Die Familien-Staatssekretärin sicherte zu, dass es von Seiten des Ministeriums eine ganz große Bereitschaft dazu gebe, die geschaffenen Servicestellen zu erhalten und den nötigen Übergang des Programms gemeinsam mit den Bundesländern zu gestalten. Bereits im April sei das Ministerium dazu mit den Ländern in die Gespräche gegangen und habe mehrere Möglichkeiten aufgezeigt, wie ein solcher Übergang gestaltet werden könne. „Wir machen Druck auf alle Seiten, damit wir zu einem Konsens kommen“, betonte sie. Noch sei dieser aber nicht erreicht.

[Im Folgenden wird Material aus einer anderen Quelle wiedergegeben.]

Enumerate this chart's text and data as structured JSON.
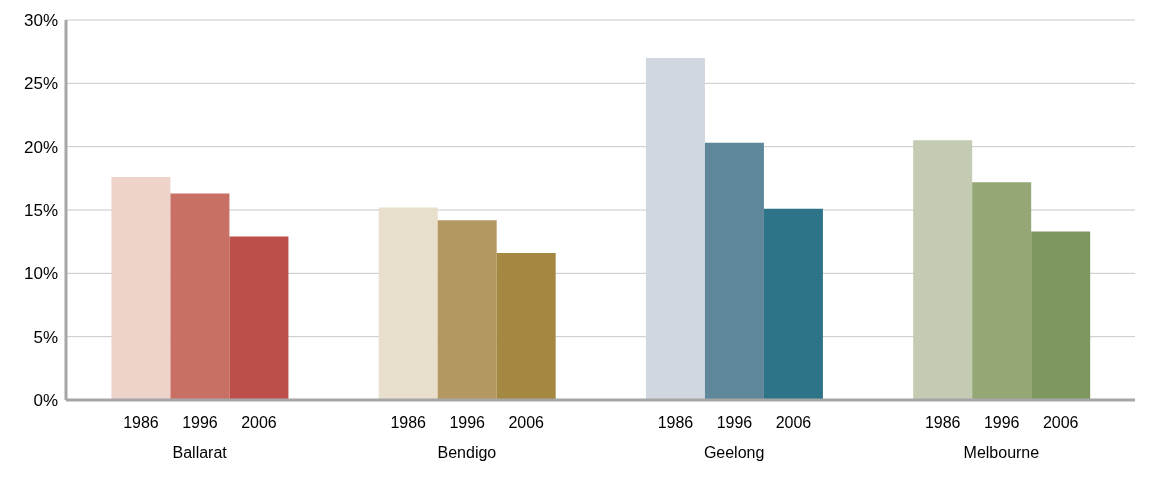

Die Petentin forderte eine schnelle Lösung. Am besten sei ein zweijähriger Übergang, so dass alles „ohne Wenn und Aber“ geklärt werden könne. Auf keinen Fall dürften die Sprach-Kitas aber bei dem politischen Hin- und Her-Geschiebe am Ende ganz hinten runterfallen, so Stadach. „Bis Ende Oktober sollten wir wissen, wie es weitergeht, um für das kommende Jahr planen zu können“, sagte die Kita-Leiterin.